You mentioned coming in to chat that it was rather intense. I was wondering, does it get a bit draining? Does it take a lot out of you when you’re working on it day in, day out?
Or is the comic relief enough to alleviate that?
“It’s one of the most joyous rehearsal rooms I have ever been in.
“And we are all saying that all the time.
“It feels like such a joyous space.
“But because you’re constantly putting on layers, you’ll do a scene and then go back to the beginning and then keep on putting on another layer, another layer, until you’re holding all of the subtle nuances between each character and the stories that are all being woven at the same time.
“It’s not necessarily that physically exhausting although there is quite a lot of physicality to the piece, but there’s so much going on.
“It’s such a rich play so it’s a bit knackering in the best way.”
Back to Conor McPherson as a writer and a director, do you really see why he’s as revered as he is?
“Yeah, he’s magic and such a brilliant director with actors.

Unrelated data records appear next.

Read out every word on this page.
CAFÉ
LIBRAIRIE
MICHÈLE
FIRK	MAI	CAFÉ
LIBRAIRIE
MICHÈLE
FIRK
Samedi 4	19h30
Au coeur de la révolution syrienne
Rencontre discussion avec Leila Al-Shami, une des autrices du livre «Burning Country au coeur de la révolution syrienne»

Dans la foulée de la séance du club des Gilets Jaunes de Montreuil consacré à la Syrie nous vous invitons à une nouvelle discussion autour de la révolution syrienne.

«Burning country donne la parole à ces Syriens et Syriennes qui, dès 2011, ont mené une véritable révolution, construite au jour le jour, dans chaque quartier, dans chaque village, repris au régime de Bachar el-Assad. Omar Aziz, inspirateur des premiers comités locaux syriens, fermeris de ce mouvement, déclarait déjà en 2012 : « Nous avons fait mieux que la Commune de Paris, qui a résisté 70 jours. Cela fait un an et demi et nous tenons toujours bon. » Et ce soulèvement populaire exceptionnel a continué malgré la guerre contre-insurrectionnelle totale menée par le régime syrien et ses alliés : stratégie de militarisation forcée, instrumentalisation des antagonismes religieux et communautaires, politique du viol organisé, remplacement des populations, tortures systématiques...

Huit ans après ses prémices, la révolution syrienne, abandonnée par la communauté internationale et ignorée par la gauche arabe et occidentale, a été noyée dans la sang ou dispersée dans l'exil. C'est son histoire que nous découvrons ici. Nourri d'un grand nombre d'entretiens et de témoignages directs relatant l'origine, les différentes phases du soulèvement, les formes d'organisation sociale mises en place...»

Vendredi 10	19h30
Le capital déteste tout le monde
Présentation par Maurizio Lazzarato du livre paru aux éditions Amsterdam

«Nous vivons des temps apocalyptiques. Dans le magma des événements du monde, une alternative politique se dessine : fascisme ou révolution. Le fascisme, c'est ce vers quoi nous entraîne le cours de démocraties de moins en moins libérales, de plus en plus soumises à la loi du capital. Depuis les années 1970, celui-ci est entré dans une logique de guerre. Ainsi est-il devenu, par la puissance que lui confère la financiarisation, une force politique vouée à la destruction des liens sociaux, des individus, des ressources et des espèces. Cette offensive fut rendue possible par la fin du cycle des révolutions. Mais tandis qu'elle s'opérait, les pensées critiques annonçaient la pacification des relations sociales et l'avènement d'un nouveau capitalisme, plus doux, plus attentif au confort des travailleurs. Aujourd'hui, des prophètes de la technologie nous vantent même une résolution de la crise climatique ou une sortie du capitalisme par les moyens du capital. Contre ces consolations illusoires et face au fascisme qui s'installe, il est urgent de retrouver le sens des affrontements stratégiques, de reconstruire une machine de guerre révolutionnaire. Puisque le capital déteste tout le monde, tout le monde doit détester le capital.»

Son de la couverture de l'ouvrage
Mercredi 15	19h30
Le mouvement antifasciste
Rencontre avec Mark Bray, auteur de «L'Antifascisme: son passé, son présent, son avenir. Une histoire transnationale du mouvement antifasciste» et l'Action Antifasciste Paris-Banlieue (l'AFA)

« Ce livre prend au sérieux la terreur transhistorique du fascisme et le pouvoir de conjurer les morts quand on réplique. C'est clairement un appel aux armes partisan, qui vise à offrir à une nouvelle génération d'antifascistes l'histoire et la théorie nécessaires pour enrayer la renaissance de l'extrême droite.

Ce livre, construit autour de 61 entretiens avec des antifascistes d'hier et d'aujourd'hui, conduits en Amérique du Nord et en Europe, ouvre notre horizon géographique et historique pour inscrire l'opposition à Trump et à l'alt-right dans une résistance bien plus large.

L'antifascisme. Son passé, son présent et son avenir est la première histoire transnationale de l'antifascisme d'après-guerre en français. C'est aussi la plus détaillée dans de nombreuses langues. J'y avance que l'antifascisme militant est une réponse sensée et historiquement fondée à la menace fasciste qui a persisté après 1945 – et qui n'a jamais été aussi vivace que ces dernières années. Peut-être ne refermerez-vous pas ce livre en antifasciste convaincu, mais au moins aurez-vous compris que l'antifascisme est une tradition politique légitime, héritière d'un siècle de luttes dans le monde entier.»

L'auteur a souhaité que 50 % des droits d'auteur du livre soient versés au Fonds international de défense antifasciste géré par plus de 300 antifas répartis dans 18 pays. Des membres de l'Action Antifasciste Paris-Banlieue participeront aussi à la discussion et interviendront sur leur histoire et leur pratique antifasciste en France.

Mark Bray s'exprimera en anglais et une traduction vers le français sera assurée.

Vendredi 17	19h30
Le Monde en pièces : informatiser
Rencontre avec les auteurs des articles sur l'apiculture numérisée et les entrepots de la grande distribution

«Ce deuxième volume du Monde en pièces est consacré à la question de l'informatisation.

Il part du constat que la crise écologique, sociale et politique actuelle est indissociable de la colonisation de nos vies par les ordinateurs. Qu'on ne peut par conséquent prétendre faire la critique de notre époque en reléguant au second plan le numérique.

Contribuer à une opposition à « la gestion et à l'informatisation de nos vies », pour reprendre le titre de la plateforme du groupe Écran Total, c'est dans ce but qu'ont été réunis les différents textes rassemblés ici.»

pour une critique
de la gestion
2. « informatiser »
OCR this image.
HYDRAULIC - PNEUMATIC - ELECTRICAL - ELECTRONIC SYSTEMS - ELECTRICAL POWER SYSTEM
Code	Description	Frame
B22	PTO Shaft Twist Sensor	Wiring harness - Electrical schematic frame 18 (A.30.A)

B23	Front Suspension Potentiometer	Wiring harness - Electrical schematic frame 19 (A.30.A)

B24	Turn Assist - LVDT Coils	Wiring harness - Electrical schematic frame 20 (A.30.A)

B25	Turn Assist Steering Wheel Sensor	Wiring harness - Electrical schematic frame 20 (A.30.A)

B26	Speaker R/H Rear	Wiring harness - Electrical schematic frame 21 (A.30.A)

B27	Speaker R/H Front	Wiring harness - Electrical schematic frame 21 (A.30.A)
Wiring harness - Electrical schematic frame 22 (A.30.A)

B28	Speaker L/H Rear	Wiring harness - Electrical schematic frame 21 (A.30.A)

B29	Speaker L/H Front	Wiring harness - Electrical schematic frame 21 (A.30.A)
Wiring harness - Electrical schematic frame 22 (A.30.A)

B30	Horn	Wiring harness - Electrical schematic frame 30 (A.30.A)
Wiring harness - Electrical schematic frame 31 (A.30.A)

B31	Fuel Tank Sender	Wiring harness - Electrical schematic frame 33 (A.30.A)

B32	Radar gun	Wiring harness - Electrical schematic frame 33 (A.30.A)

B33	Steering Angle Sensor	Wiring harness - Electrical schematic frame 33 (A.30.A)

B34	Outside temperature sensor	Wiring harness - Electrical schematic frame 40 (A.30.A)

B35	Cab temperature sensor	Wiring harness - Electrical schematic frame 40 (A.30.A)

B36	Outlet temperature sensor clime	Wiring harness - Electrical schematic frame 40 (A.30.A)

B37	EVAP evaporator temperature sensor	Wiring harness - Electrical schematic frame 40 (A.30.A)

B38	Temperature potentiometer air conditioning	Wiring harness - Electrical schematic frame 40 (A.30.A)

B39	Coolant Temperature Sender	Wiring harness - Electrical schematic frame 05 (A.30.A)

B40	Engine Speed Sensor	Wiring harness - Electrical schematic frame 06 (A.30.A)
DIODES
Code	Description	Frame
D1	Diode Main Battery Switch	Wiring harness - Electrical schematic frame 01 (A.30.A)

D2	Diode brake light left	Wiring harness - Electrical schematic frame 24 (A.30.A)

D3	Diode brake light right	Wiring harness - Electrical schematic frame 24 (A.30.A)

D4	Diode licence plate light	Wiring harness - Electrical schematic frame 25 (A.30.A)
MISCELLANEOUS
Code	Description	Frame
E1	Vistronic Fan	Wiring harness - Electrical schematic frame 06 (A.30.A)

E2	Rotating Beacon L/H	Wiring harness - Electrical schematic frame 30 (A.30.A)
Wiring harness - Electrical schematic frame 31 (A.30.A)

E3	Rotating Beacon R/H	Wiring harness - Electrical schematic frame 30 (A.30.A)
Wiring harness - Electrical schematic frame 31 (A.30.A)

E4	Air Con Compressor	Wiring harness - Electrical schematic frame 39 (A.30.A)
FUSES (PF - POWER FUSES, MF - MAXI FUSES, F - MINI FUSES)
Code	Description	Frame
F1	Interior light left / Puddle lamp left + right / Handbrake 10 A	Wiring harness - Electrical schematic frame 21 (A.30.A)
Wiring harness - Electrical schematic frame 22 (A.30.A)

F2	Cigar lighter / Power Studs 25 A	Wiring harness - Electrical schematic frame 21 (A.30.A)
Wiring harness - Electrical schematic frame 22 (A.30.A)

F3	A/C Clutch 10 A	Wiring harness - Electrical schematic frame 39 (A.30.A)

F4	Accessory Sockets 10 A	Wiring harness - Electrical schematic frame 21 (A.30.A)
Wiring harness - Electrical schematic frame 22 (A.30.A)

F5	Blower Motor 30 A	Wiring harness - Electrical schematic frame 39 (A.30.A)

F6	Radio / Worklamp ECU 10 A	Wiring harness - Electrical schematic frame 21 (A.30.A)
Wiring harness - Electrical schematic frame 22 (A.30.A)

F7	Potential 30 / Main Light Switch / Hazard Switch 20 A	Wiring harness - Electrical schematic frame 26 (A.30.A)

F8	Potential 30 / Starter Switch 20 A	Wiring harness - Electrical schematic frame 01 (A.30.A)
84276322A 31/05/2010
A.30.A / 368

“He knows exactly what actors need.
“I’d believe he was an actor as well.
“He gets the rehearsal room and gives such like space to really explore and play and play in a way where you can, you can really go to the extremes and push at all the edges and yeah.
“And he comes with so much joy as well which is fantastic.
“He’s the first one to crack a joke and he’s an amazing, amazing director.”
The Brightening Air runs 10 April – 14 June at The Old Vic in London.